В голубых глаза Марика зрачки сузились и стали похожи на штыри розетки от магнитофона.
– Я не понимаю… – начал он.
– И не понимай. Я же не сказал «понимай», я сказал «запомни».
Он помолчал, потом поднял свое грузное тело и сказал:
– Ладно, пойду я. Мне еще в Тель-Авив сегодня ехать.
Я долго смотрел ему вслед, как он, тяжело ступая, шел по бетонной дорожке. Странный парень. Жить в самом еврейском месте, быть евреем в двенадцатом поколении и при этом ненавидеть все еврейское.
Я вспомнил, как мы в шабат сидели в синагоге с равом Нисаном, и Марик, проезжая мимо на своей машине, демонстративно дал гудок, дескать, забил я на вас. Мы скривились, а рав Нисан сказал:
– Какая сильная душа у этого человека. Один против всех. Настоящий еврей!
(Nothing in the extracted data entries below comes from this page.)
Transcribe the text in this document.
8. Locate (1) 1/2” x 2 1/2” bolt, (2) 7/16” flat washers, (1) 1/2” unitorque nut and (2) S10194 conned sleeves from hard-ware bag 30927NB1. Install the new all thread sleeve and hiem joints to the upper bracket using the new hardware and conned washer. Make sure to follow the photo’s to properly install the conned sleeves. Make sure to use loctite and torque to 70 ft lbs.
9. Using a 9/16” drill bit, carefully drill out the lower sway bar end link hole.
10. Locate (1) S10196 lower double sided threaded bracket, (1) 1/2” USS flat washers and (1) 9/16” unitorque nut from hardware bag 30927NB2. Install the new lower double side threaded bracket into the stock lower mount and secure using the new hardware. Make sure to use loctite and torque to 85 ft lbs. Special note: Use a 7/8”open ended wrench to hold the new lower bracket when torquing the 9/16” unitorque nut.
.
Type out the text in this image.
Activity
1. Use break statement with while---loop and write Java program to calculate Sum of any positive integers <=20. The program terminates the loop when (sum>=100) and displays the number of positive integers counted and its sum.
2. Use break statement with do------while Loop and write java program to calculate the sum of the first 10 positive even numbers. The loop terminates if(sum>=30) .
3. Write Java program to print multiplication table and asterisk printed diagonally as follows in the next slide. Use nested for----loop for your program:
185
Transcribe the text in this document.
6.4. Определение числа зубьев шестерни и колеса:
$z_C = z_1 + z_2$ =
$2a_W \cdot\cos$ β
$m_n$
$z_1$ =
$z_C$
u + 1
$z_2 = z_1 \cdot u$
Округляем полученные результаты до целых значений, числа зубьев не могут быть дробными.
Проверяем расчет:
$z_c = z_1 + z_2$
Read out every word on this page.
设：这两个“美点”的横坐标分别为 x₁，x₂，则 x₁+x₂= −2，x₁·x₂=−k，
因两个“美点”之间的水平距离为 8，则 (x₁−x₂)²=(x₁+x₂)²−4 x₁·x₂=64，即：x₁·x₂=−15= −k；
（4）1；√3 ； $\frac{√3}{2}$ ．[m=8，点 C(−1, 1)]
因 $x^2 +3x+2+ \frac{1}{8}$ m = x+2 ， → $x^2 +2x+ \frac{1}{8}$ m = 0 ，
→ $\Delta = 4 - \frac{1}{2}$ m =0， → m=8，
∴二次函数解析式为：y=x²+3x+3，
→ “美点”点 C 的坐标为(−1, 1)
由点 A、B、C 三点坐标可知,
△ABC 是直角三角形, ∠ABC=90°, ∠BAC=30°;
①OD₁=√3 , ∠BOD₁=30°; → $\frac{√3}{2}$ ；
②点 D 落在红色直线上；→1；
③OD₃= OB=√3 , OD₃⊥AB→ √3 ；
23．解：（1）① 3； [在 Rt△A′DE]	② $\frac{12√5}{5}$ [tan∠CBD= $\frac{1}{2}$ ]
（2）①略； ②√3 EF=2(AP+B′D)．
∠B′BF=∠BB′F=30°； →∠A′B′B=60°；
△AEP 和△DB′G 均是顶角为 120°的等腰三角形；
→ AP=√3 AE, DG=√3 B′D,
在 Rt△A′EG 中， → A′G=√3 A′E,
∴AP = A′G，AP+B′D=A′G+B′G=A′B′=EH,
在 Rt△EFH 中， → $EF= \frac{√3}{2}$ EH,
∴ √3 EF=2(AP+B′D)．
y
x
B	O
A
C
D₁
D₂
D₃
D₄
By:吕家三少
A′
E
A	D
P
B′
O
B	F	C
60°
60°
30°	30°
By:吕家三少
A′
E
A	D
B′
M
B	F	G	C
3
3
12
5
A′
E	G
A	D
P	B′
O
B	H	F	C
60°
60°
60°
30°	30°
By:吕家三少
Еврейская девочка из России, Двора Мешорер… Она-то и сможет нам помочь, став «нашим человеком в Совете поселений», но прежде надо убедиться в том, что сама она… Что ж, для начала познакомимся. Я позвонил Яакову, ночному сторожу – он как раз только что выспался – и попросил его подежурить за меня пару часиков. Яаков в принципе согласился, но спросил, когда я в свою очередь подменю его. Я ответил, что подменять не буду, а отдам деньгами. Яаков объяснил мне, что не в деньгах счастье, я с ним согласился и развил его мысль в том смысле, что действительно, не в деньгах, а в помощи ближнему. Хорошо, что мы говорили по телефону, и он не видел, как я краснею от собственной наглой демагогии. Как бы то ни было, крыть ему было нечем, и через полчаса я шагал по нашему пальмово-кипарисово-туево-олеандрово-инжирно-рожковому Ишуву в сторону эшкубитов Совета поселений. Чем дальше я продвигался, тем медленнее становились мои движения. От ешивы до большой синагоги я взял тремп. От большой синагоги до поликлиники – убогонького кубика, обсаженного рожковыми кустами – я маршировал. От поликлиники до вылизанных глянцевых караванов «
Нет, серьезно, никакого разумного предлога для посещения Совета у меня нет. Я ни разу в жизни там не был и не собирался. Насколько мне известно, люди ходят туда, чтобы уладить дело с налогами, поскольку мы платим два налога – и в секретариат Ишува и в Совет поселений. Но, увы – с налогами у меня все в порядке. Можно было бы попросить разрешения сделать ксерокопию чего-нибудь, но у меня даже в карманах не было ни одной бумажки, которую можно было бы отксерить. Можно, конечно, сбегать на почту, открыть мой ящик, в который я уже недели три не заглядывал, схватить любую бумажку – что, они проверять что ли будут? И вот предлог зайти в Совет. А, зачем, собственно, бежать на почту? Срывай любое объявление – вон на щите у магазина сколько их висит – например, о том, какую замечательную бижутерию вы можете купить у Гершома Карми – и вперед! Так я и сделал! Пока вытаскивал кнопки из досок здоровенного щита, все ногти обломал.
Я вспомнил «комсомольскую юность мою» и весь арсенал приемов по переводу встречного существа женского пола из вертикального положения в горизонтальное. Затем надавил ручку двери.
Двора действительно оказалась красавицей. Русые – возможно слегка крашенные, я а этом не разбираюсь – волосы бежали по плечам. Время от времени она проводила по ним маленькой ладошкой, сложно поглаживала. Большие серо-голубые глаза смотрели с типичной для еврейских глаз грустной нежностью. Нос с изящной горбинкой шел ей гораздо больше, чем, если бы он был прямым, а тронутые смуглым румянцем щечки гладкостью своей напоминали созревающие нектарины. Довершал рисунок остренький подбородок. В-общем, прелесть девочка!